Videos, photos and information on how Oman and Singapore are reconstructing a 9th-century Arab ship
A thousand years ago navigation at sea was more an art than a science. Today, few sailors would contemplate a voyage without a compass and charts. Yet well before Europeans were exploring the world, Arab sailors had successfully crossed oceans without conventional navigational tools.
Arab navigators were famous for their great powers of observation and sharp memories. They used all their senses to observe the colours and patterns of the sea and the sky. They also used the sun, the moon and the stars to find their way.
When the Jewel of Muscat leaves Oman on the voyage to Singapore the crew will have modern navigational equipment to monitor the ship's performance. However they will also experiment with some of the ancient techniques used by Arab navigators.
Celestial navigation is the science of finding your way by the sun, the moon, the stars and the planets. Humans have been finding their way using the sky for thousands of years.
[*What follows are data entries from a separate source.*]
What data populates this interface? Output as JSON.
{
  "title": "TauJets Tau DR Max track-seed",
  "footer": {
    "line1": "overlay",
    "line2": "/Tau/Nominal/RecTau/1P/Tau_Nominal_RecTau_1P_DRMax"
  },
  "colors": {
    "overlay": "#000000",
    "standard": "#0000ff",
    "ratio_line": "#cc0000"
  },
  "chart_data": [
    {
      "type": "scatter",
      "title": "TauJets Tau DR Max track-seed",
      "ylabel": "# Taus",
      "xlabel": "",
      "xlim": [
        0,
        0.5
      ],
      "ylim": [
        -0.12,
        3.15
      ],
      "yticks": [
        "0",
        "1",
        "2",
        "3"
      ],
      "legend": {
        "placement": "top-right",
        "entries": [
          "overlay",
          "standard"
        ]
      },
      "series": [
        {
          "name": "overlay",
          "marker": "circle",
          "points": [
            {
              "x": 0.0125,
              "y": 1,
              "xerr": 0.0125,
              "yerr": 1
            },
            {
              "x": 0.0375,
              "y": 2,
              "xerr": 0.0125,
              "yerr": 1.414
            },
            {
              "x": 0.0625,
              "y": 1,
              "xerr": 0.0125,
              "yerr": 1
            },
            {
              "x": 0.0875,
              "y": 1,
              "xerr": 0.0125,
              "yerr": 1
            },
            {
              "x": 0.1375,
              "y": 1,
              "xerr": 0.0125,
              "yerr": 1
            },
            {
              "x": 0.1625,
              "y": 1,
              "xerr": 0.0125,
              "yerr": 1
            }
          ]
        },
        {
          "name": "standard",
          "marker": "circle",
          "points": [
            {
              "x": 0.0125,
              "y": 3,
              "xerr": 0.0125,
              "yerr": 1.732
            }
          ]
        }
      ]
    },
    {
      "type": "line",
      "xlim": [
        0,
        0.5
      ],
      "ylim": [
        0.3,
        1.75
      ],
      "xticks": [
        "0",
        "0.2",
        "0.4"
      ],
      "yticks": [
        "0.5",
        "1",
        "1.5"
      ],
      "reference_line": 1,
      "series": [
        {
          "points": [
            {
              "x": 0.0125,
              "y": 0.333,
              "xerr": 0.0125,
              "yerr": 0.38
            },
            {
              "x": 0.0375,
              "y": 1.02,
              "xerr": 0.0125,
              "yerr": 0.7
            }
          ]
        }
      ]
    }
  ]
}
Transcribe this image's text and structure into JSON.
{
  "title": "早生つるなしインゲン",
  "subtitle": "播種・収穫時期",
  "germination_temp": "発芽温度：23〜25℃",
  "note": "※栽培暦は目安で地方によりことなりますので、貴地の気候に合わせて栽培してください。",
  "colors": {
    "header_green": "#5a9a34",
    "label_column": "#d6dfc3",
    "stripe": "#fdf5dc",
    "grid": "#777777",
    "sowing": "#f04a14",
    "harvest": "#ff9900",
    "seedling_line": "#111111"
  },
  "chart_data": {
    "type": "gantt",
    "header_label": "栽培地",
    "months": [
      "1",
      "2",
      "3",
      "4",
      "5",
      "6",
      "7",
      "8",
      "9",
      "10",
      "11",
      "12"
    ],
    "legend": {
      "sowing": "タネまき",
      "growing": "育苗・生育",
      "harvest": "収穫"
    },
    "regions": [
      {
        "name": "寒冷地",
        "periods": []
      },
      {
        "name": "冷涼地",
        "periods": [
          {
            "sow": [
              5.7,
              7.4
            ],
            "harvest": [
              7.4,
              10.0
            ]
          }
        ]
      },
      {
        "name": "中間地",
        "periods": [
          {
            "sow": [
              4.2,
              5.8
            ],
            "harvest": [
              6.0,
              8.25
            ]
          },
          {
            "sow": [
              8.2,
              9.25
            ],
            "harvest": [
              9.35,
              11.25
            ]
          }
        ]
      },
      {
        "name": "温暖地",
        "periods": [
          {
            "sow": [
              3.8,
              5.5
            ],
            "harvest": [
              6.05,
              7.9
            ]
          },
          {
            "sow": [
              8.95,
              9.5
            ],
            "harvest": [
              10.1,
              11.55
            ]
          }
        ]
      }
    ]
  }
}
For at least two thousand years, navigators have known how to determine their latitude — their position north or south of the equator.
At the North Pole, which is 90 degrees latitude, Polaris (the North Star) is directly overhead at an altitude (a height) of 90 degrees. At the equator, which is zero degrees latitude, Polaris is on the horizon with zero degrees altitude. Between the equator and the North Pole, the angle of Polaris above the horizon is a direct measurement of latitude.
To measure their latitude Arab navigators made a simple instrument called a kamal. This is a small rectangular wooden card with a string attached through a hole in the middle. Before leaving his homeport, the navigator would take his kamal and putting the string in his teeth, look towards Polaris. He would then stretch out his arm, keeping the string tight, to the position where he could see Polaris at the top of the kamal and the horizon along the bottom. He would then tie a knot at the point where his teeth touched the string.
To return to his homeport, he would sail north or south as needed, observing Polaris with the kamal and with the knot between his teeth. At the point where the star was on top of the kamal and the horizon was on the bottom he would turn towards home knowing he could sail down that latitude to his homeport.
Over time, Arab navigators started tying knots in the string of the kamal at intervals of one isba (or issabah). The word isba is Arabic for finger and it measures an angle of about 1.5 degrees, or approximately the same as a finger width on an outstretched hand. For the ports they visited frequently, they would tie a knot on the string of the kamal to correspond with the altitude of Polaris for that location.
Did You Know?
Polaris stays almost motionless in the sky, and all the stars of the northern sky appear to rotate around it. Therefore, it makes an excellent fixed point from which to draw measurements for celestial navigation in the northern hemisphere.